Most milk and cream on sale in the UK is heat-treated to kill any harmful bacteria or virus that could be present. However, restricted sales of raw drinking milk and cream are allowed in England, Wales and Northern Ireland.
There is an inherent food safety risk associated with drinking raw milk because germs normally killed by pasteurisation may be present. The sale of raw milk is therefore strictly controlled. Older people, infants and pregnant women are particularly vulnerable to food poisoning, so are advised not drink it.
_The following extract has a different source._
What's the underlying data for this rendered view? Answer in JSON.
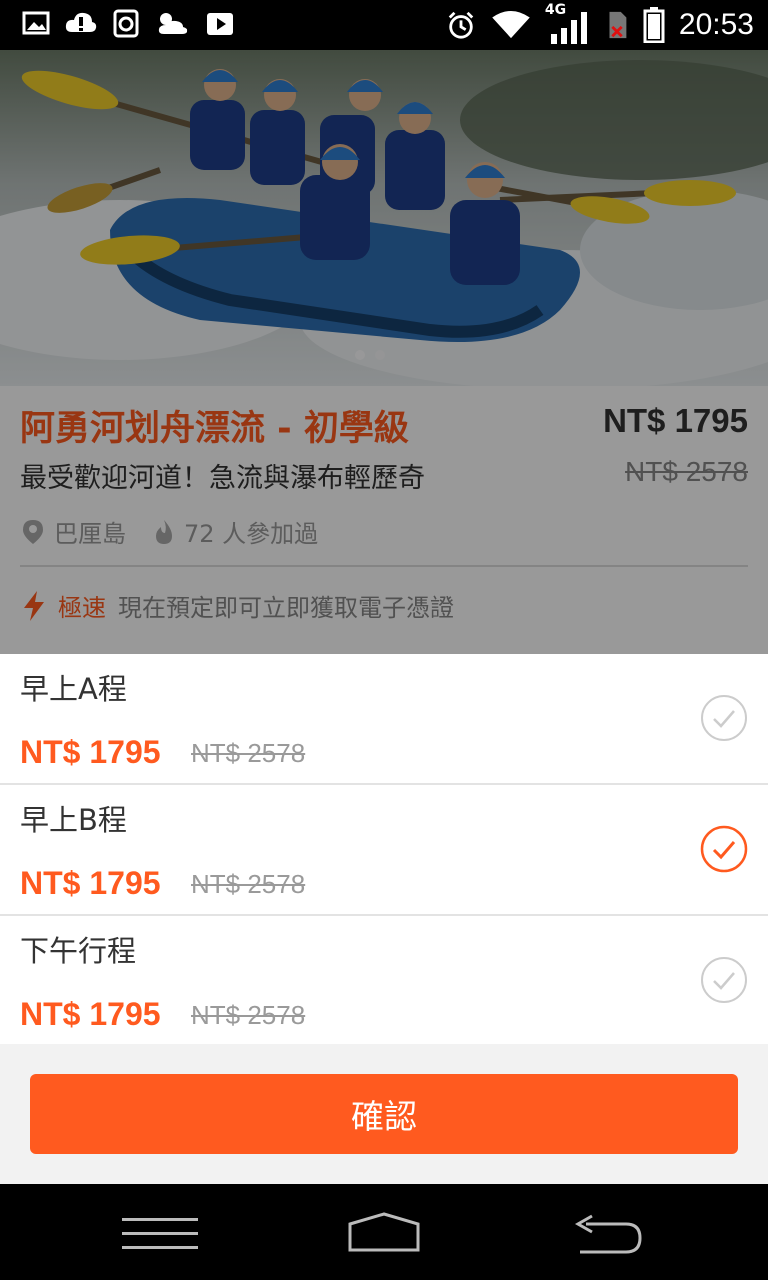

The FSA Board will be asked to approve a review of the current controls. The review process will include consultation with industry and consumer groups.
Background to rule
Currently in England, Wales and Northern Ireland, unpasteurised cows’ milk can only be sold direct to consumers from farms or direct from the farmer. This includes routes such as farmers’ markets and milk rounds, or as part of a farm catering operation. The sale of raw milk is not allowed in Scotland.
Raw milk must be labelled to let consumers know that it has not been pasteurised and may contain organisms harmful to health. Farms selling raw cows’ drinking milk direct to consumers are also inspected more frequently than businesses producing all pasteurised milk.
Cheeses made with unpasteurised milk, are more widely available for sale, and must be labelled as being ‘made with raw milk’ or ‘made with unpasteurised milk’. Cheese is subject to production processes which should reduce the risk from pathogens, these processes include salting, acidification and maturation.